1.  « Prévue par la loi »
58.  La Cour constate que les juridictions compétentes se sont fondées sur la loi du 30 juillet 1981 tendant à réprimer certains actes inspirés par le racisme ou la xénophobie. L'ingérence était donc bien « prévue par la loi ».
2.  Buts légitimes
59.  La Cour estime que l'ingérence avait pour but d'assurer la défense de l'ordre et de protéger la réputation et les droits d'autrui.
3.  « Nécessaire dans une société démocratique »
60.  La Cour doit donc rechercher si ladite ingérence était « nécessaire », dans une société démocratique, pour atteindre ces buts.
a)  Principes généraux
61.  La liberté d'expression constitue l'un des fondements essentiels de toute société démocratique, l'une des conditions primordiales de son progrès et de l'épanouissement de chacun. Sous réserve du paragraphe 2 de l'article 10, elle vaut non seulement pour les « informations » ou « idées » accueillies avec faveur ou considérées comme inoffensives ou indifférentes, mais aussi pour celles qui heurtent, choquent ou inquiètent (Handyside c. Royaume-Uni, 7 décembre 1976, § 49, série A no 24).
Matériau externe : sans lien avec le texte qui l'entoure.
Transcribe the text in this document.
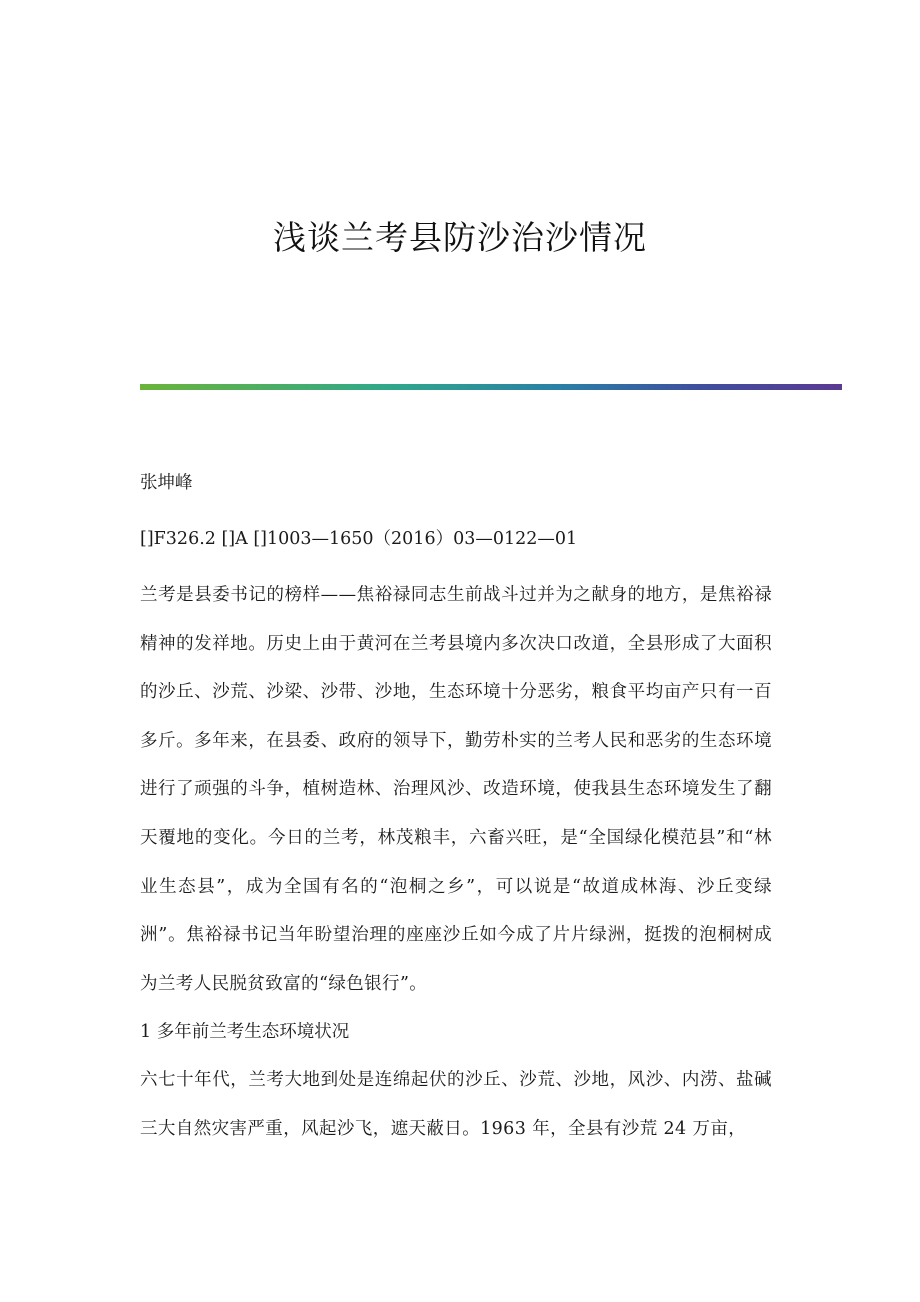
浅谈兰考县防沙治沙情况

张坤峰

[]F326.2 []A []1003—1650（2016）03—0122—01

兰考是县委书记的榜样——焦裕禄同志生前战斗过并为之献身的地方，是焦裕禄精神的发祥地。历史上由于黄河在兰考县境内多次决口改道，全县形成了大面积的沙丘、沙荒、沙梁、沙带、沙地，生态环境十分恶劣，粮食平均亩产只有一百多斤。多年来，在县委、政府的领导下，勤劳朴实的兰考人民和恶劣的生态环境进行了顽强的斗争，植树造林、治理风沙、改造环境，使我县生态环境发生了翻天覆地的变化。今日的兰考，林茂粮丰，六畜兴旺，是“全国绿化模范县”和“林业生态县”，成为全国有名的“泡桐之乡”，可以说是“故道成林海、沙丘变绿洲”。焦裕禄书记当年盼望治理的座座沙丘如今成了片片绿洲，挺拨的泡桐树成为兰考人民脱贫致富的“绿色银行”。

1 多年前兰考生态环境状况

六七十年代，兰考大地到处是连绵起伏的沙丘、沙荒、沙地，风沙、内涝、盐碱三大自然灾害严重，风起沙飞，遮天蔽日。1963 年，全县有沙荒 24 万亩，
62.  La vérification du caractère « nécessaire dans une société démocratique » de l'ingérence litigieuse impose à la Cour de rechercher si celle-ci correspondait à un « besoin social impérieux », si elle était proportionnée au but légitime poursuivi et si les motifs fournis par les autorités nationales pour la justifier sont pertinents et suffisants (Sunday Times c. Royaume-Uni (no 1), 26 avril 1979, § 62, série A no 30). Pour déterminer s'il existe pareil « besoin » et quelles mesures doivent être adoptées pour y répondre, les autorités nationales jouissent d'une certaine marge d'appréciation (voir, parmi d'autres, Nilsen et Johnsen c. Norvège [GC], no 23118/93, § 43, CEDH 1999-VIII).
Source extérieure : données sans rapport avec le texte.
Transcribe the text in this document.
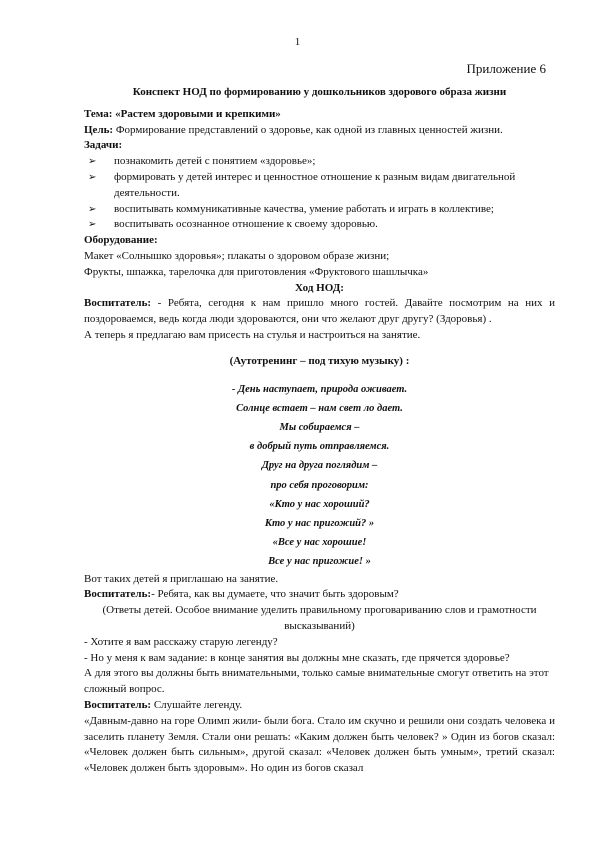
1
Приложение 6

Конспект НОД по формированию у дошкольников здорового образа жизни

Тема: «Растем здоровыми и крепкими»

Цель: Формирование представлений о здоровье, как одной из главных ценностей жизни.

Задачи:

➢ познакомить детей с понятием «здоровье»;
➢ формировать у детей интерес и ценностное отношение к разным видам двигательной деятельности.
➢ воспитывать коммуникативные качества, умение работать и играть в коллективе;
➢ воспитывать осознанное отношение к своему здоровью.

Оборудование:

Макет «Солнышко здоровья»; плакаты о здоровом образе жизни;

Фрукты, шпажка, тарелочка для приготовления «Фруктового шашлычка»

Ход НОД:

Воспитатель: - Ребята, сегодня к нам пришло много гостей. Давайте посмотрим на них и поздороваемся, ведь когда люди здороваются, они что желают друг другу? (Здоровья) .

А теперь я предлагаю вам присесть на стулья и настроиться на занятие.

(Аутотренинг – под тихую музыку) :

- День наступает, природа оживает.

Солнце встает – нам свет ло дает.

Мы собираемся –

в добрый путь отправляемся.

Друг на друга поглядим –

про себя проговорим:

«Кто у нас хороший?

Кто у нас пригожий? »

«Все у нас хорошие!

Все у нас пригожие! »

Вот таких детей я приглашаю на занятие.

Воспитатель:- Ребята, как вы думаете, что значит быть здоровым?

(Ответы детей. Особое внимание уделить правильному проговариванию слов и грамотности высказываний)

- Хотите я вам расскажу старую легенду?

- Но у меня к вам задание: в конце занятия вы должны мне сказать, где прячется здоровье?

А для этого вы должны быть внимательными, только самые внимательные смогут ответить на этот сложный вопрос.

Воспитатель: Слушайте легенду.

«Давным-давно на горе Олимп жили- были бога. Стало им скучно и решили они создать человека и заселить планету Земля. Стали они решать: «Каким должен быть человек? » Один из богов сказал: «Человек должен быть сильным», другой сказал: «Человек должен быть умным», третий сказал: «Человек должен быть здоровым». Но один из богов сказал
63.  L'article 10 § 2 de la Convention ne laisse guère de place pour des restrictions à la liberté d'expression dans le domaine du discours politique ou de questions d'intérêt général (voir Scharsach et News Verlagsgesellschaft c. Autriche, no 39394/98, § 30, CEDH 2003-XI). La Cour souligne qu'il est fondamental, dans une société démocratique, de défendre le libre jeu du débat politique. Elle accorde la plus haute importance à la liberté d'expression dans le contexte du débat politique et considère qu'on ne saurait restreindre le discours politique sans raisons impérieuses. Permettre de larges restrictions dans tel ou tel cas affecterait sans nul doute le respect de la liberté d'expression en général dans l'État concerné (Feldek c. Slovaquie, no 29032/95, § 83, CEDH 2001-VIII). Cependant, la liberté de discussion politique ne revêt assurément pas un caractère absolu. Un État contractant peut l'assujettir à certaines « restrictions » ou « sanctions », mais il appartient à la Cour de statuer en dernier lieu sur leur compatibilité́ avec la liberté d'expression telle que la consacre l'article 10 (Castells c. Espagne, 23 avril 1992, § 46, série A no 236).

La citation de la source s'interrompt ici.